69. All said and done, these are ultimately not some run of the mill activities, but expensive projects initiated to build, sustain and maintain the national transport corridors of the country, integral to the economy and the people, in public private partnership. Upon a combined assessment of all these factors, I see absolutely no justifiable prime facie reason to punish the NHAI by making it suffer any further contractual relationship with the Concessionaires, simply because it was indulgent towards them in the past by allowing it to continue working at the project site, especially since that decision stemmed out of a bonafide hope that the Concessionaires would be able to substantially improve on their performance. For this reason, the decision of the NHAI to issue the RFP on 28.08.2020 appears to be justified. Not to mention, this RFP, having been issued after the lenders’ substitution period had already ended, does not appear to be in violation of any contractual provisions. Even otherwise, no prejudice could be said to have been caused to the Concessionaires or the lenders on that count, since the work thereunder was only awarded after 30.09.2020, in October 2020, upon obtaining the leave of this Court.

70. Although an ancillary issue was raised by the NHAI that the contracts involved herein pertain to infrastructure projects, thereby implying that the bar under Sections 14(b) and (d), 20-A and 41(ha) of the Specific Relief Act, 1963 prevented any injunctions from being granted in these petitions. However, in the light of my aforesaid findings, I do not deem it necessary to deal with this issue. That being said, it is once again clarified that the findings hereinabove are prima facie in nature and would not bind the arbitral proceedings at all. It shall be open for each party to raise its respective claims and counterclaims, which shall invite a comprehensive adjudication by the arbitral Tribunal concerned, on its own merits, in accordance with law.

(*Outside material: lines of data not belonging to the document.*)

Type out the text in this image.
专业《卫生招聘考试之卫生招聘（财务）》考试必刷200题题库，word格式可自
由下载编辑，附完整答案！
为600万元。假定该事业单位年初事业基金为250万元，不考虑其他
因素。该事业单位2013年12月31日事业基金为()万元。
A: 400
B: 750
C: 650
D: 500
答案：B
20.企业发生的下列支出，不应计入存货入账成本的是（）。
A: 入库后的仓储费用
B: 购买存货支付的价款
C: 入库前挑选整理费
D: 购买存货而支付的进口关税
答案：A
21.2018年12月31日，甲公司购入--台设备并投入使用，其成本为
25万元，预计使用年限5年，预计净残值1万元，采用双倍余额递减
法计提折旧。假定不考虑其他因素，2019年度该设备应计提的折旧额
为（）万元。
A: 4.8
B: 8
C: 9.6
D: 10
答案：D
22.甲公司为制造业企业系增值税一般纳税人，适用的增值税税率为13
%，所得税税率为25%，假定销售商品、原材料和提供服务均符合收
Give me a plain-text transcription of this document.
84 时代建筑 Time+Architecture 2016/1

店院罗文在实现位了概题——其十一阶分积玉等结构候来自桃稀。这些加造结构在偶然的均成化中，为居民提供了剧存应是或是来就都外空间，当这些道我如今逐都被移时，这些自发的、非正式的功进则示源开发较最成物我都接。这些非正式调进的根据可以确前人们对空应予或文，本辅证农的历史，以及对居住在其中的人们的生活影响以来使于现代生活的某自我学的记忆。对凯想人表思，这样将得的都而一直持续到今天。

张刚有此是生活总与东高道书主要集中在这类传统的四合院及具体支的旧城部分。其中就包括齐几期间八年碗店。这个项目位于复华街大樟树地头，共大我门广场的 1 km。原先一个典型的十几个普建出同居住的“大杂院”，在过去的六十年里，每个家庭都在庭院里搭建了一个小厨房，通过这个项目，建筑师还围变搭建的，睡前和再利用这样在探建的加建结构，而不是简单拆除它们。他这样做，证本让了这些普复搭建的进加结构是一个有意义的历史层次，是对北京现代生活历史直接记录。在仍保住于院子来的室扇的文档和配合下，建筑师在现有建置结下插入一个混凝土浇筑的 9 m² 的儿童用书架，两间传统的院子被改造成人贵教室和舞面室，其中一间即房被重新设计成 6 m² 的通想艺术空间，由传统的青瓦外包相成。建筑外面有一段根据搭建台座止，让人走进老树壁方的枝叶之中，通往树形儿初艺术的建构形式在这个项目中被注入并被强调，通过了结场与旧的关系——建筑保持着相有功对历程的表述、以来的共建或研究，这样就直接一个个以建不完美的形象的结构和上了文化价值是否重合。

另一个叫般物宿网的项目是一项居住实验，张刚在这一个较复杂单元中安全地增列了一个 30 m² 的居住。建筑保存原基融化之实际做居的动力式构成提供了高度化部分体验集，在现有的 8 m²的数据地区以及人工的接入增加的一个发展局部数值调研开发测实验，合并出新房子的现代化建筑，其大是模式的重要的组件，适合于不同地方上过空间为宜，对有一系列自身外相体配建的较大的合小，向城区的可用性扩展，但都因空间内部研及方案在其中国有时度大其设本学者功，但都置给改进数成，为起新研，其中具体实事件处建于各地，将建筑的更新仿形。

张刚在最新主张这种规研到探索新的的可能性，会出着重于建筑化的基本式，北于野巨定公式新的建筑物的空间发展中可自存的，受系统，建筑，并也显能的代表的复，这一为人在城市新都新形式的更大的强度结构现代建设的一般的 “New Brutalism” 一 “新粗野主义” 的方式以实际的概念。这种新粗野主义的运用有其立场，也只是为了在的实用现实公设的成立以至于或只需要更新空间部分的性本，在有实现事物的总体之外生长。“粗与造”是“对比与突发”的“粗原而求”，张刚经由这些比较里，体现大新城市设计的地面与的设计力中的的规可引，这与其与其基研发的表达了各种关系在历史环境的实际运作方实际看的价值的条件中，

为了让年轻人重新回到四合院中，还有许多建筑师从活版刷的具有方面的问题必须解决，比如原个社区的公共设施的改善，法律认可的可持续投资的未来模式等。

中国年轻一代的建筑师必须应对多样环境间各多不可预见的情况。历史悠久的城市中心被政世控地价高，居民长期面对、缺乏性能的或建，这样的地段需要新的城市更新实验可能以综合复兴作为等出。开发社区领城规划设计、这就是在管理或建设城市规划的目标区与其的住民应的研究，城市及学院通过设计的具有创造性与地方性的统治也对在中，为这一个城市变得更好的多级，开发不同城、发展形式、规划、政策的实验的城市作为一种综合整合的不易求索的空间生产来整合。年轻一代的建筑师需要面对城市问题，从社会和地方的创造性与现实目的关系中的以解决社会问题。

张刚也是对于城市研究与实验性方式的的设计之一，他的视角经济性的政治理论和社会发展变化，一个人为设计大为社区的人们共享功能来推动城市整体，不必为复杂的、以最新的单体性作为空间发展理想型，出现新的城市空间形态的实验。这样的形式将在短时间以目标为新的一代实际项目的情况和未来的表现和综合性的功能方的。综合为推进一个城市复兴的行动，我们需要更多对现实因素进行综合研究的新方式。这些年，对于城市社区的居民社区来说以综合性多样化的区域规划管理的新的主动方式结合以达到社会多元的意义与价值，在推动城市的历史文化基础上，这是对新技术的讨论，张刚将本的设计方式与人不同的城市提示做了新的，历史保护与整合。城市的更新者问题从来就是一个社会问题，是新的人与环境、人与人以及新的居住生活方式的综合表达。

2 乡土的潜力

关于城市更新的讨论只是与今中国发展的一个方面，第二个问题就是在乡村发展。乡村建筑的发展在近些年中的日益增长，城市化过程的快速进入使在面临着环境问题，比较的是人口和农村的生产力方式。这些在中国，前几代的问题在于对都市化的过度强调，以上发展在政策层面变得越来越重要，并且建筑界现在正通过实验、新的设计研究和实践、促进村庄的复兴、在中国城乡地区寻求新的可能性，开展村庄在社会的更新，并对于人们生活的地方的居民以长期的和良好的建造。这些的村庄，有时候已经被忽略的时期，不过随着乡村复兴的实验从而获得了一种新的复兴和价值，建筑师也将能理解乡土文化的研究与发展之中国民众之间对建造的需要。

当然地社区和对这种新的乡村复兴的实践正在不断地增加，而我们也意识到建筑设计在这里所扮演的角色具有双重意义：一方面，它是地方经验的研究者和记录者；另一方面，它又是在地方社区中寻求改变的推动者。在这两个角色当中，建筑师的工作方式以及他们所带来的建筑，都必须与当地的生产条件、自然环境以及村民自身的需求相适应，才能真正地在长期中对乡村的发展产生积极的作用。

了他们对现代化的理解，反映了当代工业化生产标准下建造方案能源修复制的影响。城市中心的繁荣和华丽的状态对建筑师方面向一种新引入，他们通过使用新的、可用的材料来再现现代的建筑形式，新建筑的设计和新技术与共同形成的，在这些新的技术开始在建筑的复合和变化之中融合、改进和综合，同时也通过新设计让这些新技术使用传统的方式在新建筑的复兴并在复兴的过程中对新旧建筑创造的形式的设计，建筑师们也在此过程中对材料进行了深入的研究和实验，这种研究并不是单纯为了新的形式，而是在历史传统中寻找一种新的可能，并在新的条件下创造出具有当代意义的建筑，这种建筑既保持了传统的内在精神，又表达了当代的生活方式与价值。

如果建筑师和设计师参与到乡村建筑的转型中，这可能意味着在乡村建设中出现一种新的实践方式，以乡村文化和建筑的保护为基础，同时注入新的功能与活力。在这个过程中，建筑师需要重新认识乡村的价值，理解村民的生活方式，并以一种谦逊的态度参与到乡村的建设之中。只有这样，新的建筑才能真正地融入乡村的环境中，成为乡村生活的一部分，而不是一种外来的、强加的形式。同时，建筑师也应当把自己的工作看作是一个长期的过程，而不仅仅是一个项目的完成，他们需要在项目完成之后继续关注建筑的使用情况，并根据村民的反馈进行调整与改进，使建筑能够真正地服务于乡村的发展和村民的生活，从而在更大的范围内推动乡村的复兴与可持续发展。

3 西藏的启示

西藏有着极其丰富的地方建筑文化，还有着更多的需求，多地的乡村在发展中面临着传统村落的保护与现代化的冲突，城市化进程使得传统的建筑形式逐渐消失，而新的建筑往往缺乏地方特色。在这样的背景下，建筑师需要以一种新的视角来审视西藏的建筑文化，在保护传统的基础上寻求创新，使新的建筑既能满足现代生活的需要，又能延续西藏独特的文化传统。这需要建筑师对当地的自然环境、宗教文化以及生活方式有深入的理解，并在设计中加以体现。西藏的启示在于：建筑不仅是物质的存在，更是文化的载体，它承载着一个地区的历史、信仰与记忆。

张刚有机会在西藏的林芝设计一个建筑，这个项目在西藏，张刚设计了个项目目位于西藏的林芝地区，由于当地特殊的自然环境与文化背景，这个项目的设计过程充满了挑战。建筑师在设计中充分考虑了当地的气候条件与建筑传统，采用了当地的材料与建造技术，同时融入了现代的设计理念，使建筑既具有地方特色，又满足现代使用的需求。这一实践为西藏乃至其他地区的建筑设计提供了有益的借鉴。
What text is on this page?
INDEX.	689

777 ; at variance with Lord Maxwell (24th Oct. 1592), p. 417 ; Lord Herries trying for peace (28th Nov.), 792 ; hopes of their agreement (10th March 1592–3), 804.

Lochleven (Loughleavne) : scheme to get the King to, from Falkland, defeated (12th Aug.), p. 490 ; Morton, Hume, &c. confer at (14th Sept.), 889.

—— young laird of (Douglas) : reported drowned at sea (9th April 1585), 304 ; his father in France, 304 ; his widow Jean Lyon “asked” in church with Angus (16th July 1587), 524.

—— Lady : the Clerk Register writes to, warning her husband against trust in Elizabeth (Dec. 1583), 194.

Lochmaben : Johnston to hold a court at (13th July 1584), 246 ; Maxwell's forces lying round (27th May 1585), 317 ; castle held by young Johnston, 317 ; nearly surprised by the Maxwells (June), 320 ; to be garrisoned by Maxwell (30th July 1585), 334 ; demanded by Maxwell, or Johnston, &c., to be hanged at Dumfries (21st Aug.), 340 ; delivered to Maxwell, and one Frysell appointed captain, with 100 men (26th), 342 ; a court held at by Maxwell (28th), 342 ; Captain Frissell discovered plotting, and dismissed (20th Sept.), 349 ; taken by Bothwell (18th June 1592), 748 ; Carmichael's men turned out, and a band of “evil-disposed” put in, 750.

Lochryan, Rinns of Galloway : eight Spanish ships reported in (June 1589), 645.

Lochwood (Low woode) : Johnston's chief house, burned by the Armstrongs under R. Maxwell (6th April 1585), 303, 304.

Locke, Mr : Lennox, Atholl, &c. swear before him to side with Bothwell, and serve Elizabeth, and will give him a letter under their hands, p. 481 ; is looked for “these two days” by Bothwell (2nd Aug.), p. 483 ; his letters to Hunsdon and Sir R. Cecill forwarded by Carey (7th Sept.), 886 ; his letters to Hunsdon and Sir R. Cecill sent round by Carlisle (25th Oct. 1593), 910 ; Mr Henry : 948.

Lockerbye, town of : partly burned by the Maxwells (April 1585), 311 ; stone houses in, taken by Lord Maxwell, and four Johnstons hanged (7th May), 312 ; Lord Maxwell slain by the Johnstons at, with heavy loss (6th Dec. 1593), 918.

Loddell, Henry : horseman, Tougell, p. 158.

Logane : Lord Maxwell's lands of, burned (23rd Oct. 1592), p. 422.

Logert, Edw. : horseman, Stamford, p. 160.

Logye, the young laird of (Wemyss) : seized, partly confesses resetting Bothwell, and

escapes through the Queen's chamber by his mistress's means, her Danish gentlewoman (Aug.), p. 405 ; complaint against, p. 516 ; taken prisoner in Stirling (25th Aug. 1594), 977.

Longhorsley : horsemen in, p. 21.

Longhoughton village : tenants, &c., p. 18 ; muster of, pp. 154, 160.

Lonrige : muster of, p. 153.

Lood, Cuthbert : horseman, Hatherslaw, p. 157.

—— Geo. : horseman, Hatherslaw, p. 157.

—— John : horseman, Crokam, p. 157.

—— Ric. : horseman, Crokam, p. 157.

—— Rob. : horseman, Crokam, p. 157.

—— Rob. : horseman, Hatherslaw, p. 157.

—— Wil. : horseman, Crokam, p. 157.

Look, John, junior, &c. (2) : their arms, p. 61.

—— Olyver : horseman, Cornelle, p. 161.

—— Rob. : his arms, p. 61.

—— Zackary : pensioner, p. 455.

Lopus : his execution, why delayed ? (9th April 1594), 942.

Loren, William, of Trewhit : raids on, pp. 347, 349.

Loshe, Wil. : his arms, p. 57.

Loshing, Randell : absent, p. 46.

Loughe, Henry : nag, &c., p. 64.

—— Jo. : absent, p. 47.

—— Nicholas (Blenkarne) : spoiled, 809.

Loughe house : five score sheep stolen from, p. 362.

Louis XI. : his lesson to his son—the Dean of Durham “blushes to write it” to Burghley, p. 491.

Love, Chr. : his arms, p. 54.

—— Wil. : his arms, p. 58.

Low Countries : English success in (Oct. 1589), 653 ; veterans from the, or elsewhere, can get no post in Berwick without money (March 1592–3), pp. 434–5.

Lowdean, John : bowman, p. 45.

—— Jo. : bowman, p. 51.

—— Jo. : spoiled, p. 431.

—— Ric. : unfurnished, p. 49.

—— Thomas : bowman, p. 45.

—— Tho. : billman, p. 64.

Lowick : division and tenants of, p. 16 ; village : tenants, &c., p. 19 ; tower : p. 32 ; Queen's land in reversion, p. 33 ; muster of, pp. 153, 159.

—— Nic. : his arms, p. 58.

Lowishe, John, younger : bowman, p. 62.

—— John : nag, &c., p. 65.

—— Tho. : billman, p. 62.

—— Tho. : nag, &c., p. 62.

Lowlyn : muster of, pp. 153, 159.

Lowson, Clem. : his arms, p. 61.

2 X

71. Before concluding, I must deal with one final concern. In October 2020, seeing that the Concessionaires’ defaults had left the highway in a deficient state, the NHAI had invoked Clause 17.9.[1] of the Concession Agreements to seek a third-party entity for carrying out emergency maintenance work upon the road, at the risk and cost of the Concessionaires. On 22.10.2020, the Court granted the NHAI permission to effect these works, with the consent of the Concessionaires who only had a limited prayer - the question whether the liability of these works could be fastened upon them be left open for determination in appropriate proceedings later on. When these petitions were reserved, Mr. Tripathi had recalled the attention of this Court to the aforesaid events to plead that in case these petitions were to be rejected, the Concessionaires ought to be directed to forthwith restitute the NHAI for the expenditure it had incurred as a result of these emergency works. However, on this aspect, I am inclined to grant the Concessionaires’ prayer since my views are interim in nature, and no such direction would be sustainable without having the disputes between the parties finally adjudicated. In my view, whether the Concessionaires are liable at all on this count, can be determined only once the parties have their differences examined in arbitration. The NHAI, therefore, will be at liberty to raise this claim in arbitration, which would then be decided as per law.

72. For the aforesaid reasons, these petitions, being bereft of merit, are dismissed along with the pending applications, with no order as to costs.